6. Articles and Activity


Finishing touches

  • Customize your LinkedIn URL (to your name, or your name plus your field, if you have a common name) and join a few targeted groups in your area of expertise.
  • Reorder the sections on your profile if it fits your brand better. The summary section will always be on top, but you can move your publication section higher or your education down, depending on what you think works best.
  • Remember to update your profile in private. You can turn off the updates under privacy settings, so you’re not broadcasting every change you make.
  • Once your finished product is done, check with others to see if your LinkedIn profile is conveying your brand statement. You might want to apply changes after you get feedback.
  • Keep updating your profile to make sure it stays current. After all, the whole point is ensuring that recruiters and hiring managers are seeing the most up-to-date and best version of you out there.

How to measure success?

Who’s viewed your profile

  • Profile views increasing?
  • How do you rank vs. your connections and coworkers?

Who’s viewed your updates

  • Are more people viewing, liking, sharing and commenting on your content?

Network statistics

  • Is your network growing?


New LinkedIn features

LinkedIn recently announced several new ways to get noticed on its site. Take a look, they are quite handy.

Open for business: List your services

You can use the Open for Business feature to take better advantage of your network.  The feature allows small business owners and professionals to network and connect with members looking for the services they offer, and it allows service providers to reach potential clients. LinkedIn is pitching this as a way for businesses and freelancers to find new customers.

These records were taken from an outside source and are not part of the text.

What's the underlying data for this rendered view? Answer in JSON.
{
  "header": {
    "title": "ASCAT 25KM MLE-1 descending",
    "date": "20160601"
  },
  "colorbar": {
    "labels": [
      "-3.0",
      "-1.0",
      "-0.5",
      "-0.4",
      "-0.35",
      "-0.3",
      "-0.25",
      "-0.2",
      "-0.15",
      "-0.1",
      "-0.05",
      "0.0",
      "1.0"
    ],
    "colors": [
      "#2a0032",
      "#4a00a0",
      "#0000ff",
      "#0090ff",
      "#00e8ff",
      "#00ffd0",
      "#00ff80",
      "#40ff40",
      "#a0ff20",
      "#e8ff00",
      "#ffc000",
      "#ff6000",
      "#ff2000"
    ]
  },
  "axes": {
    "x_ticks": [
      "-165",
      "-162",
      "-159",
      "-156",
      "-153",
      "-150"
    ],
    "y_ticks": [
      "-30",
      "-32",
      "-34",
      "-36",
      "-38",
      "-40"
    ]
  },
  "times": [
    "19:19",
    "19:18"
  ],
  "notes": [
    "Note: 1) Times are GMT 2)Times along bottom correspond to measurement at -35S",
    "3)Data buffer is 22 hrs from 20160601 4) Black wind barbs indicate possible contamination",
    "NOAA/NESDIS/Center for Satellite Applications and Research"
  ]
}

LinkedIn Skills Assessment

The platform is rolling out a “Skills Assessment” feature, which allows users to take a test to earn a badge they can use to show proficiency. A typical assessment consists of 15 to 20 multiple choice questions and each question tests at least one concept or subskill. The questions are timed and must be completed in one session. The topics you can earn badges in are limited for now to a list of well-known business software, such as Microsoft Excel, Adobe Acrobat, Microsoft Project, and Microsoft PowerPoint. You can also earn badges for AWS, AutoCAD, Hadoop, HTML, Java, JavaScript, C++, Python, Ruby, WordPress, XML and other technical topics. LinkedIn is working on expanding that list. For now, the feature is only available in English and isn’t accessible to all LinkedIn members.

LinkedIn Events feature

LinkedIn offers to promote events, which might create new opportunities to communicate with your network. This allows you to communicate with attendees via the event feed, and invite attendees to connect with you on LinkedIn if you’re not already connected. Your event attendees can also send invitations (if you give them permission) which can expand your network. Anyone can join events, but not everyone can create them yet.

In conclusion

These simple steps will help you expand your professional network, not only by increasing the chance that a contact will be able to help you with your job search, but also that other industry insiders might come across your profile and see you as a prospective job candidate. Open up your LinkedIn and get on with it!